By Kyle Busch
The hybrids cost about $5,000 above the all gasoline cars. The
hybrids have most all of the components of a gasoline car plus the electrical
components. I believe that the Japanese auto makers are doing "real world"
testing for the electric motor, recharging system, etc. In five years, they
should have all electric offerings.
The Japanese and the Europeans have micro cars that are fuel
efficient. At this time, however, they are not offered to Americans.
Diesels are an alternative. BMW has a 320di with 148 horsepower.
It gets about 50 mpg at 100 miles per hour. 0-60 is about 8.1 seconds. This car
is not imported into the United States at this time.
Kia and Hyundai are coming up in quality, but the prices are
coming up just under the pricey Toyota and Honda.
I discuss the following fuel efficient vehicles because the cars
are proven, are reasonably priced, and are available.

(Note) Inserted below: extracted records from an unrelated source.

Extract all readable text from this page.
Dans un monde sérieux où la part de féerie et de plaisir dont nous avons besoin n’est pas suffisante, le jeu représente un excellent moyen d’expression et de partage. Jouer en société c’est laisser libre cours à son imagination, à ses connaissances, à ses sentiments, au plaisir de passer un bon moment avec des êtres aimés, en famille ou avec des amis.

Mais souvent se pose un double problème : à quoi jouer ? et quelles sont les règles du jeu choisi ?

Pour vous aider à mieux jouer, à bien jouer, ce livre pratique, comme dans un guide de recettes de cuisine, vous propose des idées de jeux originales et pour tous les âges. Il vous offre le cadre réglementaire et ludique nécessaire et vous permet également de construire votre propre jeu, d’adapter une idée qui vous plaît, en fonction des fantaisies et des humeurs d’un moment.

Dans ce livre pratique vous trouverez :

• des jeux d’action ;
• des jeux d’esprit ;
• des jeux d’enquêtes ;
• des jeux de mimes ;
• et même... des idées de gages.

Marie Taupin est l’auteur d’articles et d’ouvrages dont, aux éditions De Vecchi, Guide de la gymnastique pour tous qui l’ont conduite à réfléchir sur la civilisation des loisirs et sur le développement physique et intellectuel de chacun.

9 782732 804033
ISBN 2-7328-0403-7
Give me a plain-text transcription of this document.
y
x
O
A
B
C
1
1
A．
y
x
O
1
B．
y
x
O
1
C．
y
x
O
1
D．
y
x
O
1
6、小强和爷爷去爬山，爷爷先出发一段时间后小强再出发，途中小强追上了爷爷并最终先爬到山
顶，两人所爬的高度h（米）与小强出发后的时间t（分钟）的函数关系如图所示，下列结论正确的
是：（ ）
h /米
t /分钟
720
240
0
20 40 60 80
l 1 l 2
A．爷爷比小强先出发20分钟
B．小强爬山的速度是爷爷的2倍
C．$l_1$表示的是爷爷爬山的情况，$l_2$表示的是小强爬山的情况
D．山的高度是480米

The cost of transportation can be expensive, and higher fuel
prices does not help matters. The following vehicles have good ratings, and they
will help to stretch your fuel dollars.
The following are some vehicles that will help you to keep
rolling longer and avoid the pump:
1. The Toyota Corolla has been around for over 30 years. During
the last few years, the Corolla has become a bit larger. Expect to achieve about
30 miles per gallon (mpg) in the city and about 40 mpg on the highway with this
2. The Honda Civic has been a stiff rival to the Corolla. The
Civic has also recently grown a bit in size. The Civic is right there with the
Corolla at about 30 mpg in the city and about 40 mpg on the highway.
3. The Geo Prizm will cost about $1,000- $1,500 less than a
comparable year Corolla or Civic. The Prizm will achieve about 29 mpg city and
about 38 mpg on the highway.
SUVs can really eat the fuel, however, they are convenient for
hauling cargo, and some definitely have a real advantage in bad weather and
4. The Suzuki Esteem wagon provides some cargo-carrying ability
and reasonable fuel economy. Expect to achieve about 28 mpg in the city and
about 37 mpg on the highway with this vehicle.
5. The Subaru Legacy wagon/Outback wagon and Forester can all
carry cargo plus they have all-wheel drive. These vehicles generally have the
most powerful engines out of those mentioned above. Expect to achieve about 22
mpg in the city and about 27 mpg on the highway.
If you are in the market for a vehicle, be certain to do your
homework. Consult the April (automotive issue) of "Consumer Reports." This
resource is available at most public libraries.
If you plan on buying a used vehicle, also be sure to read a
couple of archived new vehicle road tests (review road tests that were conducted
at the time the vehicle was new) on the used vehicle of interest in auto
magazines (many are archived at your local library) or Internet sources such as
"Car and Driver," "Motor Trend," "Road & Track," or "MotorWeek." Information
from the road tests will allow you to zero in on which of the vehicles discussed
above will be the best for you.
Last, but not least, be certain that you do not overpay to drive
a fuel-efficient vehicle. For example, if you pay say $1,500 more for a vehicle
that achieves five mpg more than your current vehicle, you would need to drive
it about five years to get $1,500 in fuel savings. However, say you pay an extra
$500 for a vehicle that achieves 10 mpg more than your current vehicle. In a
little over one year, you would recoup your $500.